I looked at some of the other guys sulking around the edges of the dance floor and scowling when their girls came back, and laughed right out loud. “Darlin’, if they’ve got that much to worry about, I guess I wouldn’t like it either, in their shoes.” I winked, then cast a big look toward the dance hall clock an’ came in closer to say, “Is your ma waiting up for you to come home at the stroke of midnight?”

Annie’s chin came up just like I knew it would, half-pretending and half meaning it when she sounded offended. “I’m nineteen years old, Private Muldoon, and in college. I can go home when I want.”

“Yeah.” I kept grinning at her. “I just like seeing you get all huffy. C’mon, sweetheart.” I took her hand and pulled her outta there, ducking between other couples and hurrying for the door. We were back at the Eagles Hall where we’d first met, just far enough out of the local neighborhood to let the party run late.

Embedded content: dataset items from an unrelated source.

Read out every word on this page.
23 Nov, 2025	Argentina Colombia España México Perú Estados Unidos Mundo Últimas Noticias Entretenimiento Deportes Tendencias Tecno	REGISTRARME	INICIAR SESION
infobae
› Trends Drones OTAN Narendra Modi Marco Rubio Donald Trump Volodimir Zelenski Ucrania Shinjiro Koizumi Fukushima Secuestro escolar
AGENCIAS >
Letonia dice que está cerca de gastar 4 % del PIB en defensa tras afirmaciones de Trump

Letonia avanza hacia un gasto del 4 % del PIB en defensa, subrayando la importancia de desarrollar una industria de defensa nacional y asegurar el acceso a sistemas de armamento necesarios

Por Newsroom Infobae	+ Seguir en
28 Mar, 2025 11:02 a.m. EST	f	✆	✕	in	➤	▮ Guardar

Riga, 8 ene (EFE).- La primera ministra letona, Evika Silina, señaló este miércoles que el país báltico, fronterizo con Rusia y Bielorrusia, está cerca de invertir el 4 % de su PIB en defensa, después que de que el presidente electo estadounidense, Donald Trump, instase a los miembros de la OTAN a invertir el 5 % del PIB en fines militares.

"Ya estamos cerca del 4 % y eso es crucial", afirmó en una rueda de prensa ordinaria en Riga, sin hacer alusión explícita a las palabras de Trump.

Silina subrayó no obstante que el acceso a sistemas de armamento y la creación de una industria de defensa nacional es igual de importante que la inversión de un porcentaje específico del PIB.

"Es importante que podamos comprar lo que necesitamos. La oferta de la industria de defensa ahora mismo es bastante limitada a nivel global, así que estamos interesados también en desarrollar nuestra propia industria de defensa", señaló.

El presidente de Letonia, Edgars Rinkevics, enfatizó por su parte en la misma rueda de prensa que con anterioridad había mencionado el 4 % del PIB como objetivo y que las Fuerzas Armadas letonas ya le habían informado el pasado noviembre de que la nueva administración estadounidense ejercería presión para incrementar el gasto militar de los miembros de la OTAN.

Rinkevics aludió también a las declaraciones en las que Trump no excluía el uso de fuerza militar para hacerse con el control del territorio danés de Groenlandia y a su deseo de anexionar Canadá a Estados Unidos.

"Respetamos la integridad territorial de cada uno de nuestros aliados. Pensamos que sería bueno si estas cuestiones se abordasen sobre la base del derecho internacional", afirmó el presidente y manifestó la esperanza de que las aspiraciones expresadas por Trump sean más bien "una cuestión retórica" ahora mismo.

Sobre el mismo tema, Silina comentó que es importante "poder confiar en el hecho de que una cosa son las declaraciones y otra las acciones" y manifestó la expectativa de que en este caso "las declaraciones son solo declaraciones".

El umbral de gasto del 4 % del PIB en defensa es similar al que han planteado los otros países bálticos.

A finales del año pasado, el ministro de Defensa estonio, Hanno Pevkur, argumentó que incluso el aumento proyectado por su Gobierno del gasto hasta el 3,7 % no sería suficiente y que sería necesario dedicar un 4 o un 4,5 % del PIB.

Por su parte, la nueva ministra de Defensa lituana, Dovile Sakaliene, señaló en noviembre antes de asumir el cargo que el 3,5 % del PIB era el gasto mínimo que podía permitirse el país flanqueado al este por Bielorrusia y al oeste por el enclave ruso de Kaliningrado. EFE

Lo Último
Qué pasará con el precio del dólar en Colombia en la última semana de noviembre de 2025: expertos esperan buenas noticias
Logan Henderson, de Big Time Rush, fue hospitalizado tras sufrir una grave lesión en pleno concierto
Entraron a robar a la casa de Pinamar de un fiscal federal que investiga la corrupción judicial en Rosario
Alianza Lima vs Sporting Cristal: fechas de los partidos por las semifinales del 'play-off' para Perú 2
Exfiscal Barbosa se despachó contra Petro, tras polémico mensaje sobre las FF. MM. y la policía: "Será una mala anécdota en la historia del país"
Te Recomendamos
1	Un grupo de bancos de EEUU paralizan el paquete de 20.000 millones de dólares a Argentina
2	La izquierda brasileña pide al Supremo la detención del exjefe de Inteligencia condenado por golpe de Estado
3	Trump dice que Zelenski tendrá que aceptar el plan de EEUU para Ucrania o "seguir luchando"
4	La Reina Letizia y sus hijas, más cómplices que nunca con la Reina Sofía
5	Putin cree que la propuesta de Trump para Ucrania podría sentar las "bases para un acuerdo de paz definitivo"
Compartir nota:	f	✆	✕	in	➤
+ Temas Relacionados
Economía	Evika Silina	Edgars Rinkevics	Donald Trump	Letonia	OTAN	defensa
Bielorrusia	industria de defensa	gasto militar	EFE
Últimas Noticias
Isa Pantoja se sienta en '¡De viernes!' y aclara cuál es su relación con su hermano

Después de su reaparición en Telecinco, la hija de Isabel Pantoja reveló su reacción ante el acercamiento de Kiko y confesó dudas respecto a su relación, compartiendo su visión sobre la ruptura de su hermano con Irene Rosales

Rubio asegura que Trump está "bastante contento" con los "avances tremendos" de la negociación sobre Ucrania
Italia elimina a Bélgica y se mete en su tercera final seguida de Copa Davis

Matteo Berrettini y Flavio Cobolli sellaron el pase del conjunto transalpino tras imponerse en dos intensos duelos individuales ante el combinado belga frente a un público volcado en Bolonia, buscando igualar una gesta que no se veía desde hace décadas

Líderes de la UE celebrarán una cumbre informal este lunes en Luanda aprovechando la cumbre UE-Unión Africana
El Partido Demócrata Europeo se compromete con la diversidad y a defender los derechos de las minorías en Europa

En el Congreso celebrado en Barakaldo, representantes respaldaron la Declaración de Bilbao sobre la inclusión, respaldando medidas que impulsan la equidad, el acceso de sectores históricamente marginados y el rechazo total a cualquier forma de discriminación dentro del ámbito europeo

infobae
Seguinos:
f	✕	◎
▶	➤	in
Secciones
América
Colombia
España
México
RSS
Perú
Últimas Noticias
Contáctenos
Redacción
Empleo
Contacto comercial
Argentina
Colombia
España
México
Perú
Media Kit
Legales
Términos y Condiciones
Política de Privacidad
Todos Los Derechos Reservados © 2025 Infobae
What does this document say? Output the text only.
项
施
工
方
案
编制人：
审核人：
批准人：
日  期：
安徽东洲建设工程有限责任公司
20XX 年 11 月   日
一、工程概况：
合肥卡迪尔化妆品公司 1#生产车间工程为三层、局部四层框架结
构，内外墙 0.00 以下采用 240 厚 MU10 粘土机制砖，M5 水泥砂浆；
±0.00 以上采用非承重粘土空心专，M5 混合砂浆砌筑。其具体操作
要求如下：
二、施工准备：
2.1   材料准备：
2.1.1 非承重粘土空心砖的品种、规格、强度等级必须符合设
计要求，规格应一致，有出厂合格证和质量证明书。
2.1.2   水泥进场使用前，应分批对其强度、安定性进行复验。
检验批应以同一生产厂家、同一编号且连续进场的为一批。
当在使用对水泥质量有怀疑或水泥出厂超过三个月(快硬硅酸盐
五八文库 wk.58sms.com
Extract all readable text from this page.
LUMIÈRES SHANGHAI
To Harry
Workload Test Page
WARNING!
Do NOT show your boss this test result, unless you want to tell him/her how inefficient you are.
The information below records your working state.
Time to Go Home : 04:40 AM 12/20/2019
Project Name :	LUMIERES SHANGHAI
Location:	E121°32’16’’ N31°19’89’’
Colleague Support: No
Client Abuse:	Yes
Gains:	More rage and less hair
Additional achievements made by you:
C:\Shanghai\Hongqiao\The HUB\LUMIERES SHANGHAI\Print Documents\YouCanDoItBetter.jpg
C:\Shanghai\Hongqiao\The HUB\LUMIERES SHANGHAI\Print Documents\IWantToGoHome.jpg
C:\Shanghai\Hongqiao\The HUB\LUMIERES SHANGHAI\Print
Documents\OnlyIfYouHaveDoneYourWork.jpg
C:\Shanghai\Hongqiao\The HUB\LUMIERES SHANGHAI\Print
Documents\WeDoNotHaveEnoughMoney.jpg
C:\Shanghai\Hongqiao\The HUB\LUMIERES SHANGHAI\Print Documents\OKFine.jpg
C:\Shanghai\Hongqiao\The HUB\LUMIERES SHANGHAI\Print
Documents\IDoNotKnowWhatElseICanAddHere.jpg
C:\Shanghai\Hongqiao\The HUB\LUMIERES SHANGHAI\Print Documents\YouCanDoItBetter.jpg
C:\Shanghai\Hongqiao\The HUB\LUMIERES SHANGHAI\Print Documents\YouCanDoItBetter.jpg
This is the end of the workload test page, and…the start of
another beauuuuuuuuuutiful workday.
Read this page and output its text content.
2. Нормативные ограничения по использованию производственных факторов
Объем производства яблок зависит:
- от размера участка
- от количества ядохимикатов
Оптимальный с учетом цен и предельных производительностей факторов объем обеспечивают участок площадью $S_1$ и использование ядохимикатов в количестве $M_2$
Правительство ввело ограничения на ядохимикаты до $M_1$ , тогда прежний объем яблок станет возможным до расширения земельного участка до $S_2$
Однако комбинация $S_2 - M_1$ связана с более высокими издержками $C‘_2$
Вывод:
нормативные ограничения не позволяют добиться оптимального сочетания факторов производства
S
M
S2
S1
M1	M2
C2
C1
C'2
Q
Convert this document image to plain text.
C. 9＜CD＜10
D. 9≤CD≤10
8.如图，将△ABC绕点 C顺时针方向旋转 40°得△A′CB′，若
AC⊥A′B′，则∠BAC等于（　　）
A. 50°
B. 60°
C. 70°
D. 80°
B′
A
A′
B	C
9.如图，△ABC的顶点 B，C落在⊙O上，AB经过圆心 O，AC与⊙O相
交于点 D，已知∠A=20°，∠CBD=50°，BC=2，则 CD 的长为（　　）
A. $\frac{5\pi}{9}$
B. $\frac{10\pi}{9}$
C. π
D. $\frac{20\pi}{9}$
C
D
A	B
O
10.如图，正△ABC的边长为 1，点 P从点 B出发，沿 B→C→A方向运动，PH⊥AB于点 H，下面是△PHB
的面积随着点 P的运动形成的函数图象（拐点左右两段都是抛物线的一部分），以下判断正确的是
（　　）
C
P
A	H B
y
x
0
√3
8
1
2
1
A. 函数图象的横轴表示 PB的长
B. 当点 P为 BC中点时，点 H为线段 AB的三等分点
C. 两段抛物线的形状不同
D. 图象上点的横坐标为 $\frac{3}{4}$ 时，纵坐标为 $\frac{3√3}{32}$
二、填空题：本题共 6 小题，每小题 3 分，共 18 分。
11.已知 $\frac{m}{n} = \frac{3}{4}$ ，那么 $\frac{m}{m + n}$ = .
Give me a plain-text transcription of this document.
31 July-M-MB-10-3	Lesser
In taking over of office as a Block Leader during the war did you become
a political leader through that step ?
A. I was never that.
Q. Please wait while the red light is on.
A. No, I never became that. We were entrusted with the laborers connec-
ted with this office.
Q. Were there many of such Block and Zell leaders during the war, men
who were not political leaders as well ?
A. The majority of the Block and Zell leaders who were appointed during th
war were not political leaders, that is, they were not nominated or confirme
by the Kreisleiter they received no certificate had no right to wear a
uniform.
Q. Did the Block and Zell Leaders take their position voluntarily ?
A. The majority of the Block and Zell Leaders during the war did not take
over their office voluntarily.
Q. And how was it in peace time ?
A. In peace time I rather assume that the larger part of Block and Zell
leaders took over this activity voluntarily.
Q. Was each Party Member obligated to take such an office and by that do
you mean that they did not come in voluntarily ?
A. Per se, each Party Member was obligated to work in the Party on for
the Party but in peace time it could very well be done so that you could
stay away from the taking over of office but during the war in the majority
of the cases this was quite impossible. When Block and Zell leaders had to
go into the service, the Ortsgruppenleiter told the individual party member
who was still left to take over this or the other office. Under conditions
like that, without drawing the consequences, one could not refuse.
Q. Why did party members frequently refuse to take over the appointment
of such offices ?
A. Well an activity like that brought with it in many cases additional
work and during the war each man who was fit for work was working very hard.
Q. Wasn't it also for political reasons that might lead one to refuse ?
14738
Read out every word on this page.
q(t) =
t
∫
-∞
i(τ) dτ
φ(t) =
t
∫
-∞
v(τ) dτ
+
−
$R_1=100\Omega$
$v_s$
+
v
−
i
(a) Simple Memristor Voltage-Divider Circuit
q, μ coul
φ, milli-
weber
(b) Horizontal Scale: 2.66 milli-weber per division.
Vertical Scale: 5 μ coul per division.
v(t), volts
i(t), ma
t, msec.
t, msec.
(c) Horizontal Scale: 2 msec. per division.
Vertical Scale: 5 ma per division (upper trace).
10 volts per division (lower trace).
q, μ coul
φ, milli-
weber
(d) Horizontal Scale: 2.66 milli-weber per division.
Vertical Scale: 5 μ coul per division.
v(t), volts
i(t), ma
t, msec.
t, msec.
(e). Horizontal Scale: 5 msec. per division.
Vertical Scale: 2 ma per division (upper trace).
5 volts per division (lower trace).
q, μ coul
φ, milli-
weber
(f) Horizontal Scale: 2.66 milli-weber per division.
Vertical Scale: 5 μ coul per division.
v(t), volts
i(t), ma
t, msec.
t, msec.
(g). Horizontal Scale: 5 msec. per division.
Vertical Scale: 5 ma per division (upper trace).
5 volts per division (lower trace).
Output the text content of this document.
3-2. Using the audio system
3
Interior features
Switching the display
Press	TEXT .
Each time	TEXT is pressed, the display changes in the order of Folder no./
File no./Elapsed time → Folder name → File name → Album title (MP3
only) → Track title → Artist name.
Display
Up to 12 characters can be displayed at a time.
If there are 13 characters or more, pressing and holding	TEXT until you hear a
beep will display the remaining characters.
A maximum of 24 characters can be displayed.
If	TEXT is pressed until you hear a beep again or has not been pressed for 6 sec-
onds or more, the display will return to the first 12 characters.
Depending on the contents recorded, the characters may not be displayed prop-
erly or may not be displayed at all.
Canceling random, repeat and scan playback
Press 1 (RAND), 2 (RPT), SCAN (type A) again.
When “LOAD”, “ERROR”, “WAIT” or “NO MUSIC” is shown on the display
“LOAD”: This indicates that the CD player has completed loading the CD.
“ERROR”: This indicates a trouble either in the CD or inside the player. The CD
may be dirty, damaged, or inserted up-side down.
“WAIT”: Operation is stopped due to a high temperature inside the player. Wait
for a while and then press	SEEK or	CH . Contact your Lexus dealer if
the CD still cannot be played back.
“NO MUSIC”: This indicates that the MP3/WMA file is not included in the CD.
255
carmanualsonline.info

Summer was fading out an’ the woods smelled dry and dusty. Annie shivered and I pulled my coat off to put it around her shoulders. She looked like a doll in it, dressed in clothes too big for her.

“I’m lost in here!” She sounded happy, and slipped her hands through the arms, rucking ‘em up until I found her fingers again.

“That’s whatcha get for leaving your coat inside. Mind you, I left mine inside the first night I metcha, and you didn’t lend me your coat.”

Annie laughed. “If I’d thought you’d wear it, I might have. You’d have looked…quite astonishing, I’m sure.”

“It woulda been a good color on me,” I said, solemn as I could. Annie flashed another smile and tucked my coat under her to sit when we found a bench looking back at the Eagles Club. I stayed on my feet, nervous all of a sudden, an’ she looked up at me with a frown starting between her eyebrows. I said, “They’re sending me to Korea,” fast as I could, before she could ask.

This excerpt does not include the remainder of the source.